Waktu gue buka smsnya Lena sambil menyiapkan senyuman terbaik gue, tiba-tiba dunia berputar. Bahkan gue nggak nyangka mata gue saking melototnya ke hape mungkin sudah mau keluar. Gue baca lagi. Dia nggak lagi ngelindur kan? Atau gue yang salah baca?

Seketika dunia gue runtuh. Apa yang gue percayai ternyata hanya sampah. Ke mana larinya penghianatan itu? Kemana ketidakpercayaan itu menghilang? Apakah benar manusia diciptakan hanya untuk saling menghianati?

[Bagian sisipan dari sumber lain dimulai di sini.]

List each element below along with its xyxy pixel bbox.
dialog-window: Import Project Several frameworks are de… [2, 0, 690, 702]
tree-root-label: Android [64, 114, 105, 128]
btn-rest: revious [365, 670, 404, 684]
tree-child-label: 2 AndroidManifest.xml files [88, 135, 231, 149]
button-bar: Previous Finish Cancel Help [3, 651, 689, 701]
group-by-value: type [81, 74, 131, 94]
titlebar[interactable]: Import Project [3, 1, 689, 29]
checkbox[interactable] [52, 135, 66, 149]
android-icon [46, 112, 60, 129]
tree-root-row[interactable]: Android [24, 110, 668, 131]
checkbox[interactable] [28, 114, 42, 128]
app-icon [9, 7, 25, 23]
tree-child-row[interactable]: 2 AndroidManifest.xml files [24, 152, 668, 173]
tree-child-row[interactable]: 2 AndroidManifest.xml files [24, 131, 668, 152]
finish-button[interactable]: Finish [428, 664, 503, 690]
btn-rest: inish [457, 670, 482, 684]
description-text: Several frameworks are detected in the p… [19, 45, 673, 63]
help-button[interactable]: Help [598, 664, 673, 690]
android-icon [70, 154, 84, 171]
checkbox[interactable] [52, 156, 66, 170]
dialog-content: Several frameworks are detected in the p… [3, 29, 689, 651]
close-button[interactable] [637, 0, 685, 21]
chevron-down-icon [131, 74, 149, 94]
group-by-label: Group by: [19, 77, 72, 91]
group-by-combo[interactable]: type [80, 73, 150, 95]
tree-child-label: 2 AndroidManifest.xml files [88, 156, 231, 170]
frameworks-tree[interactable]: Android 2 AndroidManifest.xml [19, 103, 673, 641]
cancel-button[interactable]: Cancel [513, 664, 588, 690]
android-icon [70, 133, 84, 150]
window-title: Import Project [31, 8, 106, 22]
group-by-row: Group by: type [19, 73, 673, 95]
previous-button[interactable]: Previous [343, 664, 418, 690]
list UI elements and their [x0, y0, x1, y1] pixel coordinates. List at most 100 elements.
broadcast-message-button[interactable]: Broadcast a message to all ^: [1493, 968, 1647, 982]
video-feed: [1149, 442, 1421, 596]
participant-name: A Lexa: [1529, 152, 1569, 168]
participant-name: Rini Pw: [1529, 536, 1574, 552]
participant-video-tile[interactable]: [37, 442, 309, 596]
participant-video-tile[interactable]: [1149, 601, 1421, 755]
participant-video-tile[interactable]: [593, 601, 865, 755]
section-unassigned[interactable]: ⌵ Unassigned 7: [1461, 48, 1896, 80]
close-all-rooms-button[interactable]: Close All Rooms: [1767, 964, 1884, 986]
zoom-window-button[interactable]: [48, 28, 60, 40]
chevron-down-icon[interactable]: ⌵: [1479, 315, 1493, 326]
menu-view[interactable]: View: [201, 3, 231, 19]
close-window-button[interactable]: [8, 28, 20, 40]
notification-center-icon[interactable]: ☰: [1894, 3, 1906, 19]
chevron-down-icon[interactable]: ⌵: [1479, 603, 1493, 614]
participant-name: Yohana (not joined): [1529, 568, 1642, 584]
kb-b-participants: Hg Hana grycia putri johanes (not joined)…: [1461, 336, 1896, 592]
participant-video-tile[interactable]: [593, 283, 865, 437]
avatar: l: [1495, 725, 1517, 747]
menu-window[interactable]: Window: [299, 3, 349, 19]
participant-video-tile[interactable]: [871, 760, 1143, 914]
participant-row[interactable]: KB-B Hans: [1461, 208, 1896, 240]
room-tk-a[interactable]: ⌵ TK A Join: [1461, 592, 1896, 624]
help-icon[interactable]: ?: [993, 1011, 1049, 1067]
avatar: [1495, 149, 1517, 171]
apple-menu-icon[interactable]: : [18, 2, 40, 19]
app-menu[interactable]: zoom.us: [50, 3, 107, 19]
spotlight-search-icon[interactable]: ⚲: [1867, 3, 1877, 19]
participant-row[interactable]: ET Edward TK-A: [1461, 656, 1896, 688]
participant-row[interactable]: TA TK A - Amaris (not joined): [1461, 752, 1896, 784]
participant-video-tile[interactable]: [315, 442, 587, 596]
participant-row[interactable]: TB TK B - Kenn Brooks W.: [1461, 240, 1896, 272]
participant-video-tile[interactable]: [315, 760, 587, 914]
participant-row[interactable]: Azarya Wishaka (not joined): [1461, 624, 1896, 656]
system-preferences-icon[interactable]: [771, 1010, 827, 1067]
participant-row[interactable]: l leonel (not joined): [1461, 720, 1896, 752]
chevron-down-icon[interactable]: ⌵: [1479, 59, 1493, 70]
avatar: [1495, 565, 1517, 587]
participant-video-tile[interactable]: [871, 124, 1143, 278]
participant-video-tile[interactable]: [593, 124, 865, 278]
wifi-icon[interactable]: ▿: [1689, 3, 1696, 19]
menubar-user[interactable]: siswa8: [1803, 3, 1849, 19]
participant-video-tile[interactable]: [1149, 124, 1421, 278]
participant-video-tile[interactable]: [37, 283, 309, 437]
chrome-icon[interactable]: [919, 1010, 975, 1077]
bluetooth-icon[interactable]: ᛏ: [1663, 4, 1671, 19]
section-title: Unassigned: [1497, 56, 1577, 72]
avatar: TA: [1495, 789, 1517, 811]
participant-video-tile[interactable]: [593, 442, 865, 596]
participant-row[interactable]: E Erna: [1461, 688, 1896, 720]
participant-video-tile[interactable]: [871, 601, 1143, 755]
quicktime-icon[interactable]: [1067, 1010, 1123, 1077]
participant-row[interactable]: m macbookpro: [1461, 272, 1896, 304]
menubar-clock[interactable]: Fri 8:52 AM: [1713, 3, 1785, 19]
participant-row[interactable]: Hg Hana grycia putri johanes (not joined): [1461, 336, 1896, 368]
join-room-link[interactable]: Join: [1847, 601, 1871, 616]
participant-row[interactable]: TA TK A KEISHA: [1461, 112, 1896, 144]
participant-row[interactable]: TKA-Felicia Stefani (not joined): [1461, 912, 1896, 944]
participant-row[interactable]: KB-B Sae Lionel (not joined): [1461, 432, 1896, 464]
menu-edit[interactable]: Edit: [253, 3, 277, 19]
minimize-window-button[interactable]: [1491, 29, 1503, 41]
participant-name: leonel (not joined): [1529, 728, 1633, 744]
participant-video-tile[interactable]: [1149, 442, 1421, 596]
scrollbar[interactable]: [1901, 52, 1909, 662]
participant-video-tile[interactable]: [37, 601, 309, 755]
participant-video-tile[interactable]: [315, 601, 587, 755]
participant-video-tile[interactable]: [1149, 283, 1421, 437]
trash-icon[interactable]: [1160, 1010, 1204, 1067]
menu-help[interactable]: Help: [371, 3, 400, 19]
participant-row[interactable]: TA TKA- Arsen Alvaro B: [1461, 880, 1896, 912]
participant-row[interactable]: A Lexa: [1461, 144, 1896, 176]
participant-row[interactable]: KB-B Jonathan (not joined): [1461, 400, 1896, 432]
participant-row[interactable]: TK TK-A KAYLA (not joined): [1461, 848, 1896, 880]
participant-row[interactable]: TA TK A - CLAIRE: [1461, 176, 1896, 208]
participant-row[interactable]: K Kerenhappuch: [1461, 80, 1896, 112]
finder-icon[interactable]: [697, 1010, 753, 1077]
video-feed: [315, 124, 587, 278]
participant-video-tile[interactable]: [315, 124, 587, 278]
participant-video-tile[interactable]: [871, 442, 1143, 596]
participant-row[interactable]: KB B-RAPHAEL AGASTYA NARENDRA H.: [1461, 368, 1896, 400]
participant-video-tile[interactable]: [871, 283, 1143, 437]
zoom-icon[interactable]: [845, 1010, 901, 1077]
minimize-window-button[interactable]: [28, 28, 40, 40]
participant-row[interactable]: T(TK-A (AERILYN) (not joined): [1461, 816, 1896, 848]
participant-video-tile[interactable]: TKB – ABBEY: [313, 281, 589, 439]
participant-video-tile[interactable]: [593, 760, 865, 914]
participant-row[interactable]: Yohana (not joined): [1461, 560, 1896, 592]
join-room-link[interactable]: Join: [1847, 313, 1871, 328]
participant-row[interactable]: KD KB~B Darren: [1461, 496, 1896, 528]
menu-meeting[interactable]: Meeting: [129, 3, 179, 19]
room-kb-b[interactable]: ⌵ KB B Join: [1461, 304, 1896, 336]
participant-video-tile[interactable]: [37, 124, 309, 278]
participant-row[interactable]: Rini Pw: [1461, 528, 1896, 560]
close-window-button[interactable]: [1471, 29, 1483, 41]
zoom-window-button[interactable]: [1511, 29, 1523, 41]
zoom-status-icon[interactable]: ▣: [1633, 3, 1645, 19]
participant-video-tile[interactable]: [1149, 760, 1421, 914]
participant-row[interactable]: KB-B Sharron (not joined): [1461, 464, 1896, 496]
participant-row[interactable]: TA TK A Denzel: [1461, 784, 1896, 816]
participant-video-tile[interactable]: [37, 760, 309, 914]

Gue nggak langsung membalas sms Lena. Bahkan smsnya yang masuk selanjutnya sudah nggak gue gubris. Gue lupa kalo dunia itu indah karena satu hal itu. Satu hal yang membuat batu menjadi permata, membuat benang menjadi sutra. Satu hal yang harus dimiliki manusia untuk mencapai bahagianya. Yaitu harapan.

Harapan itu yang akan tumbuh menjadi kebahagiaan. Dan harapan itu tak kan tumbuh,  tanpa ada benih kepercayaan.

Anak-anak mungkin akan tumbuh tanpa sadar mereka telah dihianati oleh kedua orangtuanya. Orangtua yang menjanjikan sesuatu hari ini, dan akan mudah melupakannya esok hari. Tapi karena janji tersebut si anak tumbuh dengan harapan. Yang bila dia melakukan hal baik sekarang, tentu dia akan mendapatkan yang terbaik esok. Dan anak-anak polos itu mempercayai hal tersebut. Dan mereka tumbuh besar dengan kesadaran akan harapan di setiap langkahnya.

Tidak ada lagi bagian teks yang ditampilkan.